India: Time Limits Are Inviolable Under Indian Patent Regime

Last Updated: 18 May 2011
Article by Sonam Lhamu Bhutia

An interesting question of law involving the interpretation of section 11-B (1) and (4) of the Patent Act, 1970 (hereinafter the Act) came up to be decided in a writ petition filed by Nippon Steel Corporation (Nippon Steel Corporation vs. UOI WP(C) 801 of 2011).

Facts in brief are as follows –

  1. On 9th February 2007, Nippon Steel filed an application under Patent Co-operative Treaty (PCT) that designates India as a member. The PCT application claimed priority date of 9th February 2006 from a Japanese Patent Application No. 2006–031911. An Indian National Phase Application was filed on 11th July 2008 within the prescribed time period of 31 months from the priority date (as prescribed by Rule 20 (4) (i) of the Patent Rules 2003 (as amended in 2006).
  2. On 22nd August 2008, a request for amendment in the patent application in terms of section 57 of the Act was made in Form 13 to correct certain typographical errors.
  3. The date of filing request for amendment (FORM 13), as alleged, was entered as the date of filing of the Request for Examination (RFE) (FORM 18). Due to this error the deadline for filing the RFE was missed. Under Rule 24 B of the Patent Rules 2003, a Request for Examination has to be made in terms of section 11B (1) of the Act within a period of 48 months from the date of priority or the date of the filing of the application whichever is earlier. The due date for filing RFE would have been 9th February 2010.
  4. On 28th October 2010, an application to amend the priority date of the application under section 57(5) of the Act was effected to change the application's priority date to the international filing date of the PCT Application 9th February 2007. The idea was that by making this amendment the deadline for filing RFE would become 9th February 2011.
  5. On 1st November 2010, the RFE filed in Form 18 was returned as unaccepted by the software module, as the priority date had not been modified in the said software module.
  6. On 1st February 2011, the Patent Office informed the applicant that the amendment in the priority date could not be effected as the application has become time barred and due to non-filing of the RFE is deemed to be withdrawn under section 11B (4) of the Act.
  7. The applicant preferred to file a writ petition to quash the decisions of the Patent Office and to take on record Form 13 to amend the priority date.

The petitioner contended that under section 57 (5) of the Act there is no time limit and the amendments, if allowed would only relate back to the date of the application for grant of patent Therefore an application for amendment in priority date could also be filed even in respect of an application that was "deemed to be withdrawn" in terms of section 11-B (4) of the Act.
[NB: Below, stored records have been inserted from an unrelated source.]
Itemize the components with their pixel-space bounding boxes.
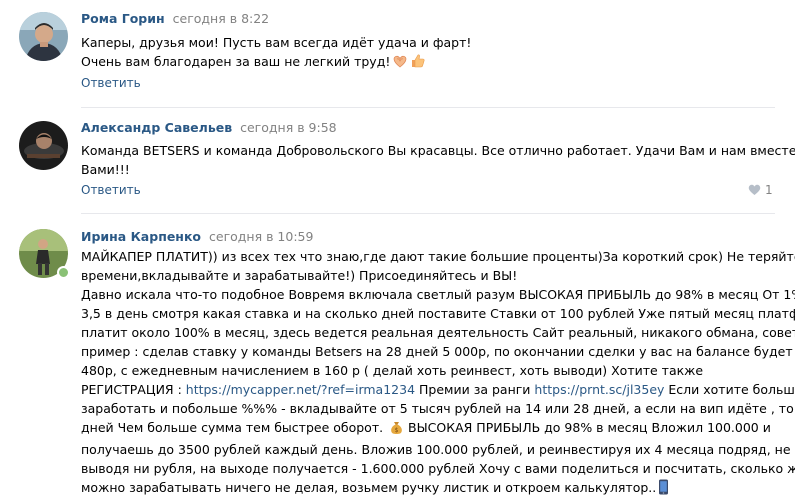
author-name[interactable]: Ирина Карпенко bbox=[81, 229, 201, 244]
avatar-photo bbox=[19, 121, 68, 170]
timestamp[interactable]: сегодня в 10:59 bbox=[209, 229, 313, 244]
text-line: можно зарабатывать ничего не делая, возь… bbox=[81, 478, 781, 500]
text-segment: дней Чем больше сумма тем быстрее оборот… bbox=[81, 420, 384, 435]
text-line: Каперы, друзья мои! Пусть вам всегда идё… bbox=[81, 35, 472, 50]
text-line: 3,5 в день смотря какая ставка и на скол… bbox=[81, 306, 795, 321]
reply-button[interactable]: Ответить bbox=[81, 183, 141, 198]
svg-text:$: $ bbox=[395, 427, 399, 434]
timestamp[interactable]: сегодня в 9:58 bbox=[240, 120, 337, 135]
comment-text: МАЙКАПЕР ПЛАТИТ)) из всех тех что знаю,г… bbox=[81, 247, 795, 500]
text-line: заработать и побольше %%% - вкладывайте … bbox=[81, 401, 795, 416]
text-segment: РЕГИСТРАЦИЯ : bbox=[81, 382, 186, 397]
avatar-photo bbox=[19, 12, 68, 61]
comment-text: Каперы, друзья мои! Пусть вам всегда идё… bbox=[81, 33, 781, 74]
text-line: дней Чем больше сумма тем быстрее оборот… bbox=[81, 418, 781, 440]
text-segment: ВЫСОКАЯ ПРИБЫЛЬ до 98% в месяц Вложил 10… bbox=[404, 420, 771, 435]
comments-feed: Рома Горин сегодня в 8:22 Каперы, друзья… bbox=[0, 0, 795, 500]
text-segment: Премии за ранги bbox=[415, 382, 535, 397]
text-line-content: Очень вам благодарен за ваш не легкий тр… bbox=[81, 54, 391, 69]
text-line: Команда BETSERS и команда Добровольского… bbox=[81, 143, 795, 158]
heart-icon bbox=[748, 184, 761, 195]
divider bbox=[81, 213, 775, 214]
text-segment: можно зарабатывать ничего не делая, возь… bbox=[81, 480, 657, 495]
phone-icon bbox=[658, 479, 669, 500]
like-count: 1 bbox=[765, 183, 773, 197]
screenshot-link[interactable]: https://prnt.sc/jl35ey bbox=[534, 382, 664, 397]
author-name[interactable]: Александр Савельев bbox=[81, 120, 232, 135]
heart-hands-icon bbox=[392, 53, 408, 74]
comment-text: Команда BETSERS и команда Добровольского… bbox=[81, 141, 795, 179]
comment-header: Рома Горин сегодня в 8:22 bbox=[81, 11, 269, 27]
text-line: платит около 100% в месяц, здесь ведется… bbox=[81, 325, 795, 340]
text-line: выводя ни рубля, на выходе получается - … bbox=[81, 461, 795, 476]
text-line: Вами!!! bbox=[81, 162, 130, 177]
thumbs-up-icon bbox=[410, 53, 426, 74]
avatar[interactable] bbox=[19, 12, 68, 61]
text-line: Давно искала что-то подобное Вовремя вкл… bbox=[81, 287, 795, 302]
referral-link[interactable]: https://mycapper.net/?ref=irma1234 bbox=[186, 382, 415, 397]
text-line: получаешь до 3500 рублей каждый день. Вл… bbox=[81, 442, 791, 457]
divider bbox=[81, 107, 775, 108]
text-line: Очень вам благодарен за ваш не легкий тр… bbox=[81, 52, 781, 74]
text-segment: Если хотите больше bbox=[664, 382, 795, 397]
avatar[interactable] bbox=[19, 121, 68, 170]
timestamp[interactable]: сегодня в 8:22 bbox=[173, 11, 270, 26]
author-name[interactable]: Рома Горин bbox=[81, 11, 165, 26]
like-button[interactable]: 1 bbox=[748, 183, 773, 198]
money-bag-icon: $ bbox=[389, 420, 404, 440]
text-line: МАЙКАПЕР ПЛАТИТ)) из всех тех что знаю,г… bbox=[81, 249, 795, 264]
text-line: пример : сделав ставку у команды Betsers… bbox=[81, 344, 795, 359]
online-indicator bbox=[57, 266, 70, 279]
text-line: 480р, с ежедневным начислением в 160 р (… bbox=[81, 363, 704, 378]
comment-header: Александр Савельев сегодня в 9:58 bbox=[81, 120, 337, 136]
comment-header: Ирина Карпенко сегодня в 10:59 bbox=[81, 229, 313, 245]
text-line: времени,вкладывайте и зарабатывайте!) Пр… bbox=[81, 268, 518, 283]
text-line: РЕГИСТРАЦИЯ : https://mycapper.net/?ref=… bbox=[81, 380, 795, 399]
reply-button[interactable]: Ответить bbox=[81, 76, 141, 91]
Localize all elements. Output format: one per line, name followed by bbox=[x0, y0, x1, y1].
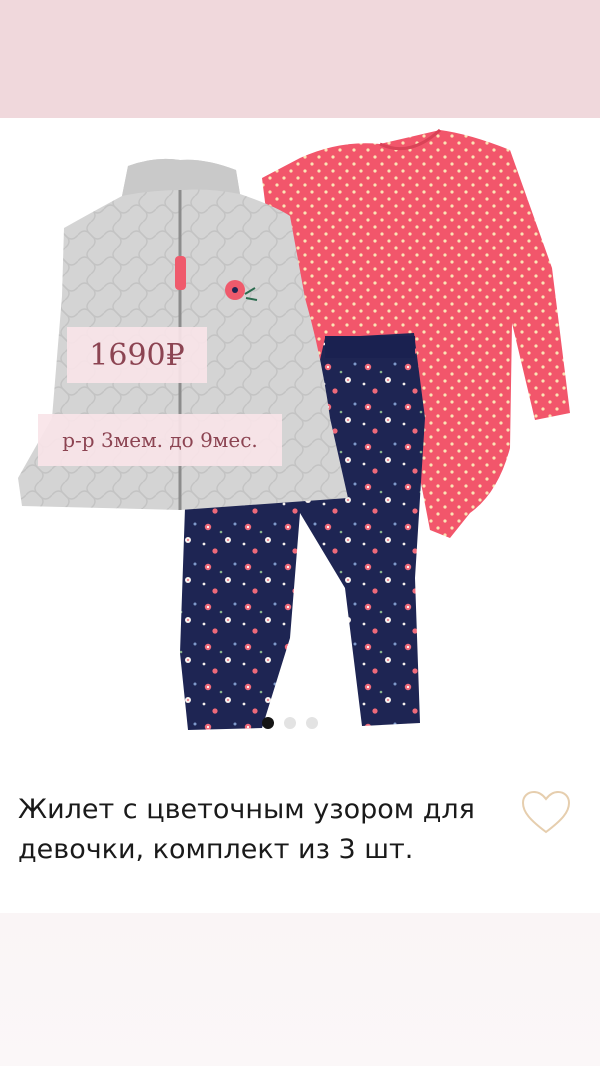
bottom-area bbox=[0, 913, 600, 1066]
product-title[interactable]: Жилет с цветочным узором для девочки, ко… bbox=[18, 790, 488, 870]
size-badge: р-р 3мем. до 9мес. bbox=[38, 414, 282, 466]
product-image[interactable]: 1690₽ р-р 3мем. до 9мес. bbox=[0, 118, 600, 738]
favorite-button[interactable] bbox=[520, 790, 572, 836]
price-badge: 1690₽ bbox=[67, 327, 207, 383]
carousel-indicator[interactable] bbox=[262, 716, 332, 730]
carousel-dot-2[interactable] bbox=[284, 717, 296, 729]
product-card[interactable]: 1690₽ р-р 3мем. до 9мес. Жилет с цветочн… bbox=[0, 118, 600, 913]
top-banner bbox=[0, 0, 600, 118]
carousel-dot-3[interactable] bbox=[306, 717, 318, 729]
carousel-dot-1[interactable] bbox=[262, 717, 274, 729]
heart-outline-icon bbox=[521, 790, 571, 834]
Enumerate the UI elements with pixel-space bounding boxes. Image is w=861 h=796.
Further, stressing on the fact that failure to file RFE was bonafide, the petitioner argued that rules of procedure could not be rigidly applied and where only where substantive rights of parties would be affected, the time limit set by a statute had to be rigidly applied.

The Court while examining the scheme of section 11-B of the Act and the corresponding Rule 24-B held that there is nothing in either of the Rules that gives the power to Controller of Patents to condone the delay in the filing of the RFE.

Refuting the contention of the petitioner that Rule 137 gives the power to condone the delay in filing RFE, the Court opined and that Rule 137 only applies to the amendment of a document for which there is no special provision in the Act. Section 57 (5) of the Act does provide for amending the priority date, however the Petitioner's request for amending the priority date is with a view to revive the application and indirectly get the time for filing the RFE extended. Therefore the power under Rule 137 cannot be invoked by the Controller to permit an amendment to a patent application that has already been "withdrawn" by operation of Section 11-B (4) of the Act. Since no RFE was filed before the expiry of the deadline in terms of Section 11-B (4) of the Act, the patent application stood withdrawn after 9th February 2010.

The Court further dwelling on the legislative intent viewed that the time-limits under Section 11-B (1) of the Act read with Rule 24-B of the Rules, notwithstanding Section 11–B (4) of the Act, are "mandatory" and not merely "directory". Holding that the Patent law regime is governed by the Act and Rules which in themselves constitute a complete code and once an application is deemed to have been withdrawn by an applicant in terms of Section 11-B (4) of the Act, the Controller of Patents cannot entertain an application for amending any portion of such application, the Court dismissed the writ petition.

The content of this article is intended to provide a general guide to the subject matter. Specialist advice should be sought about your specific circumstances.